No me gusta ser pesimista. Quien me conoce sabe bien que no lo soy. Y no porque la historia de la humanidad nos ayude mucho a ello. Nuestra trayectoria de concentración de poder, exclusión, violencia y destrucción nos avala. Pero también son múltiples las experiencias de entendimiento, solidaridad y cooperación que podemos encontrar en las prácticas humanas. También los ejemplos de cooperación en el resto de seres que forman parte de Gaia, son, por fortuna, muchos más. Así que, prefiero quedarme con éstos. Prefiero calentarme, aunque a veces cueste, con la luz de estas gentes y realidades que han dicho y demostrado que “otro mundo es posible”.
Y, “hasta la victoria siempre”. Porque, aunque no creo que el lenguaje bélico nos haga bien, hemos de reconocer que son muy válidas para describir el momento presente, escenarios propios de la guerra, como la violencia y la destrucción, porque en definitiva lo que estamos es en guerra con la propia vida. Pero, podemos y seguramente debemos reconceptualizar este propósito, para librar esa batalla cultural (nuevamente lo bélico, por qué será..) que tan importe es para el cambio de paradigma que necesitamos. Seguramente sea, por tanto, más apropiado decir “hasta la supervivencia, siempre”, algo a lo que ya apuntan desde el movimiento global por la justicia climática, como sugiere en su nombre el colectivo Extintion Rebellion.

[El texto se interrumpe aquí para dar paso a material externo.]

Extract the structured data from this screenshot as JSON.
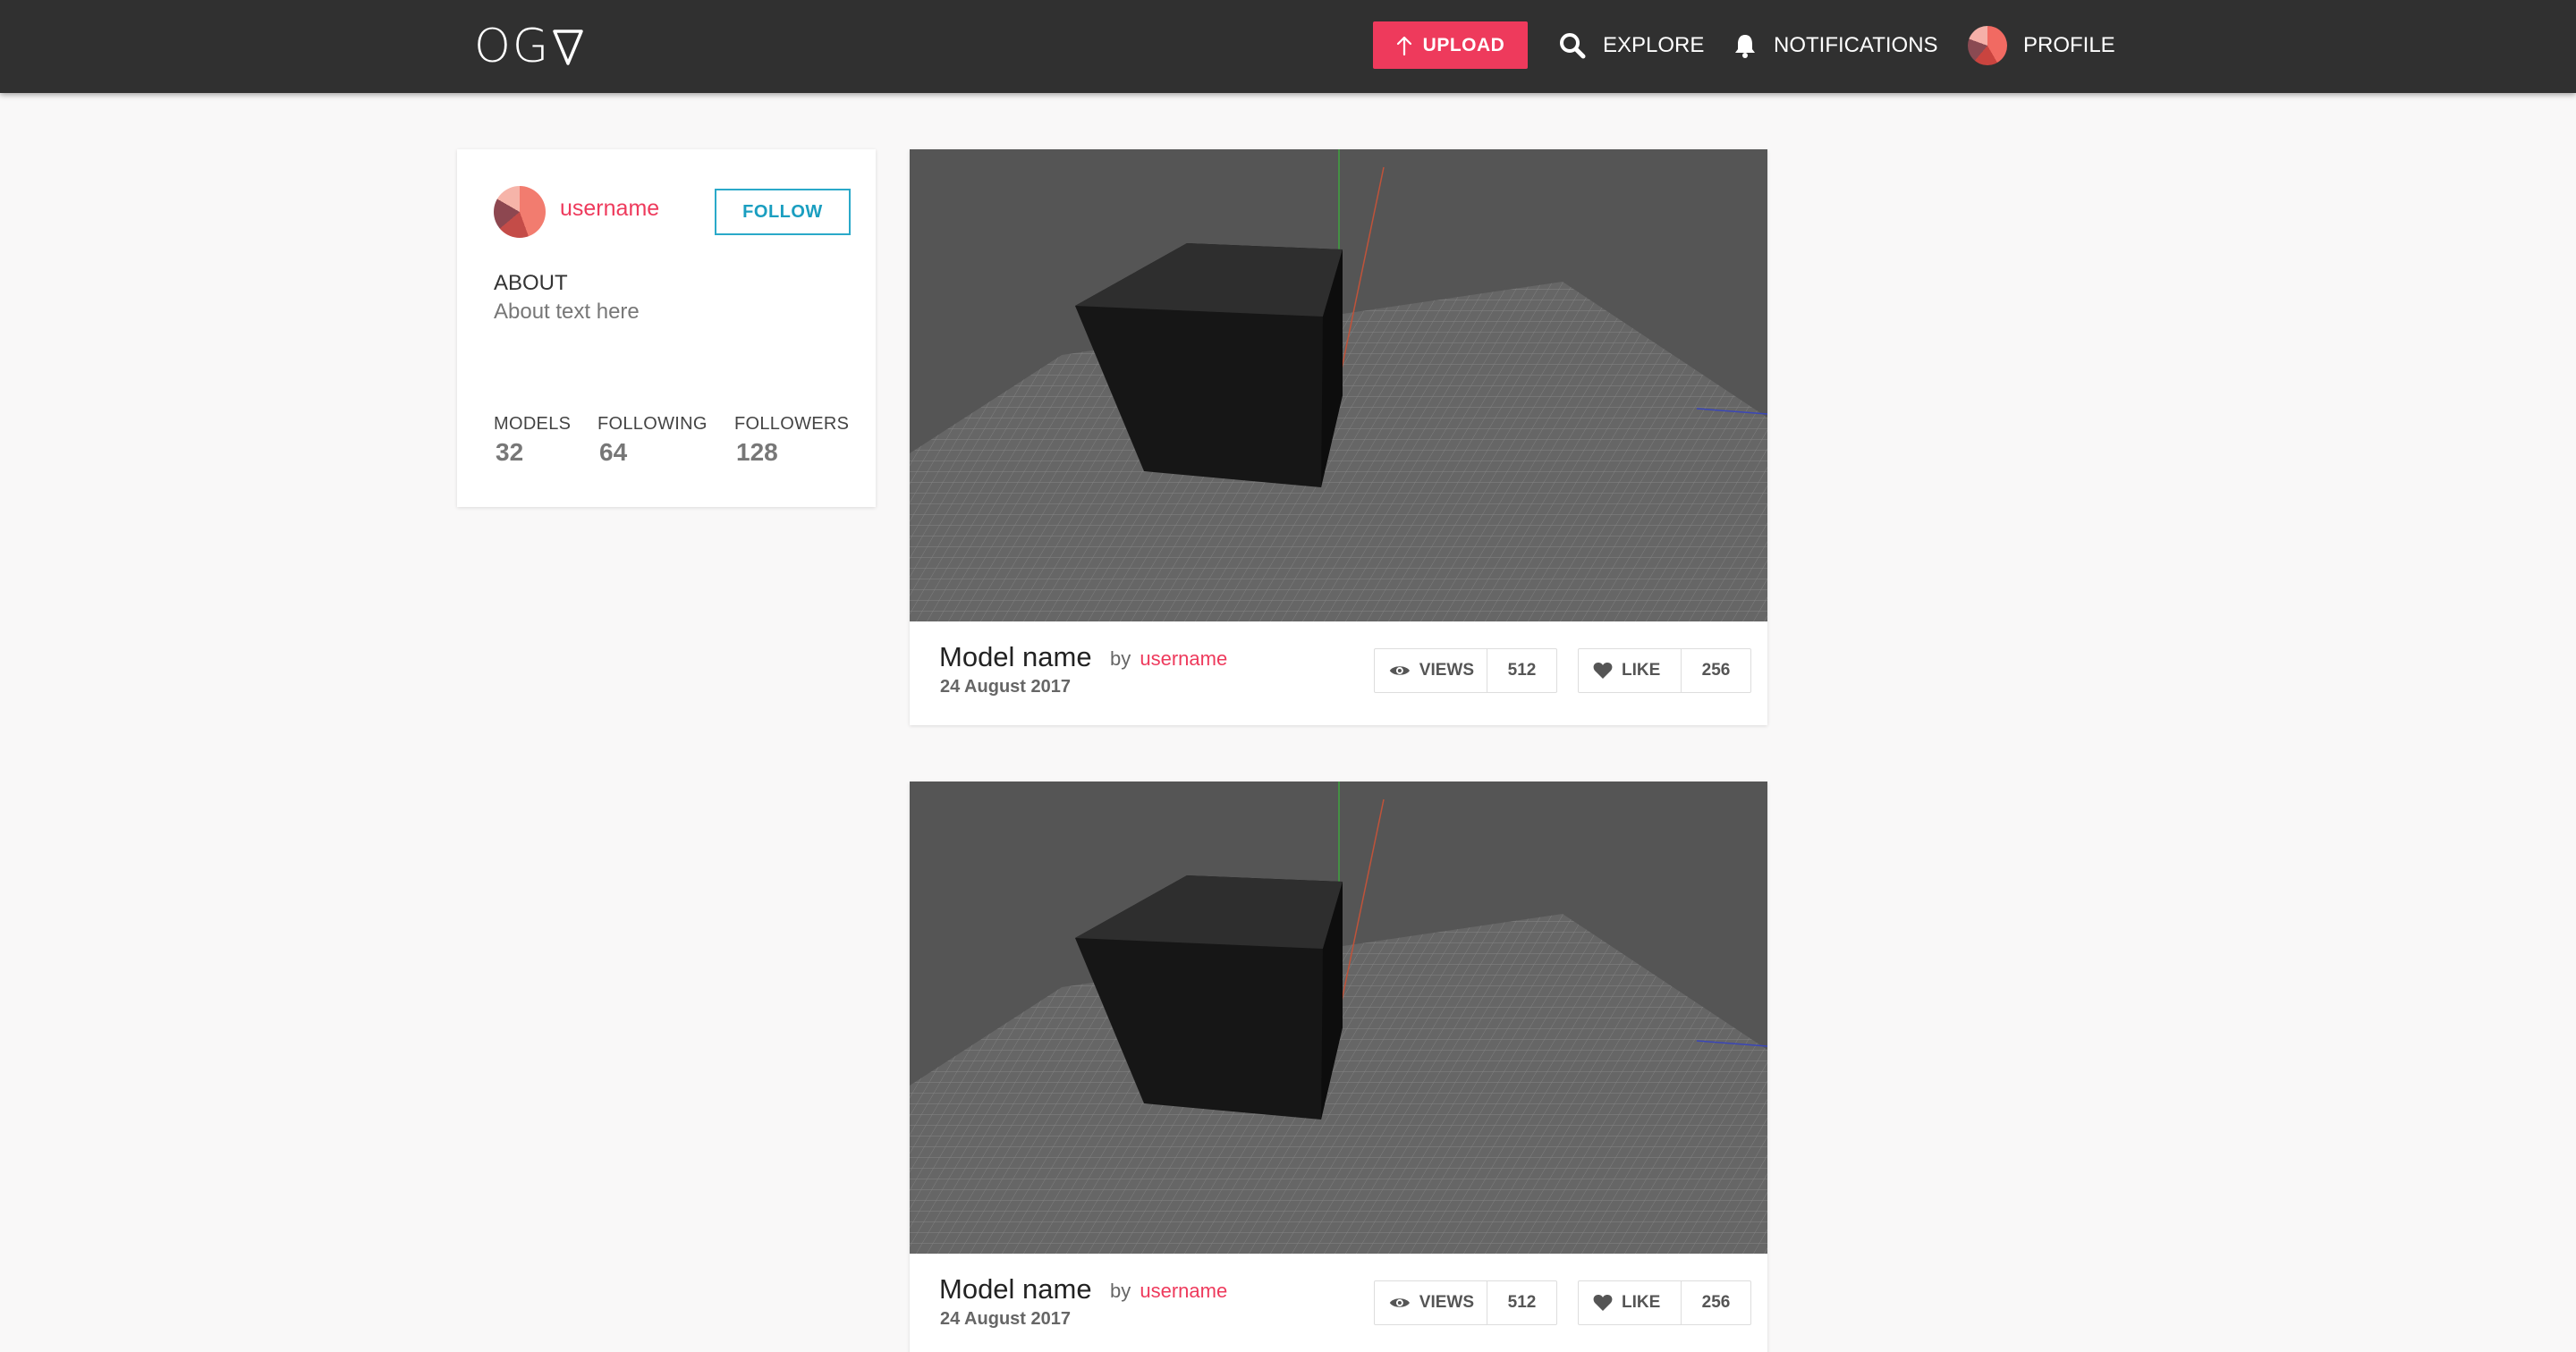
{
  "topbar": {
    "logo_text": "OG",
    "upload_label": "UPLOAD",
    "explore_label": "EXPLORE",
    "notifications_label": "NOTIFICATIONS",
    "profile_label": "PROFILE",
    "icons": [
      "upload-arrow-icon",
      "search-icon",
      "bell-icon",
      "avatar"
    ],
    "accent_color": "#ee3a5c",
    "bar_color": "#303030"
  },
  "profile": {
    "username": "username",
    "follow_label": "FOLLOW",
    "about_heading": "ABOUT",
    "about_text": "About text here",
    "stats": {
      "models_label": "MODELS",
      "models_value": "32",
      "following_label": "FOLLOWING",
      "following_value": "64",
      "followers_label": "FOLLOWERS",
      "followers_value": "128"
    }
  },
  "models": [
    {
      "name": "Model name",
      "by_label": "by",
      "author": "username",
      "date": "24 August 2017",
      "views_label": "VIEWS",
      "views_count": "512",
      "like_label": "LIKE",
      "like_count": "256"
    },
    {
      "name": "Model name",
      "by_label": "by",
      "author": "username",
      "date": "24 August 2017",
      "views_label": "VIEWS",
      "views_count": "512",
      "like_label": "LIKE",
      "like_count": "256"
    }
  ]
}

En ello algunas estaremos, y esperemos que pronto seamos muchas más, y que cundan las iniciativas ciudadanas como la de la campaña Por una Andalucía Justa y Resiliente y otras similares de organizaciones sociales conscientes del abismo de los límites en que nos encontramos y de los cambios que pueden venir en los próximos años. Porque, “año arriba, año abajo”, parece que no nos queda mucho tiempo. Pues eso, hasta la supervivencia siempre, o incluso mejor, que ya que soñamos utopías (y nos movilizamos por ello) no nos quedemos a medias, hagámoslo a lo grande, ¿por qué no? Aprovechemos el desmoronamiento que está teniendo lugar de este sistema sociocida y ecocida, no sólo para intentar sobrevivir, sino para vivir, para generar vidas verdaderamente dignas, en palabras de Yayo Herrero, “el aliento que debe impulsar el intento de organizar la vida en común”. ¿Te apuntas o seguimos alimentando estas vidas de muerte?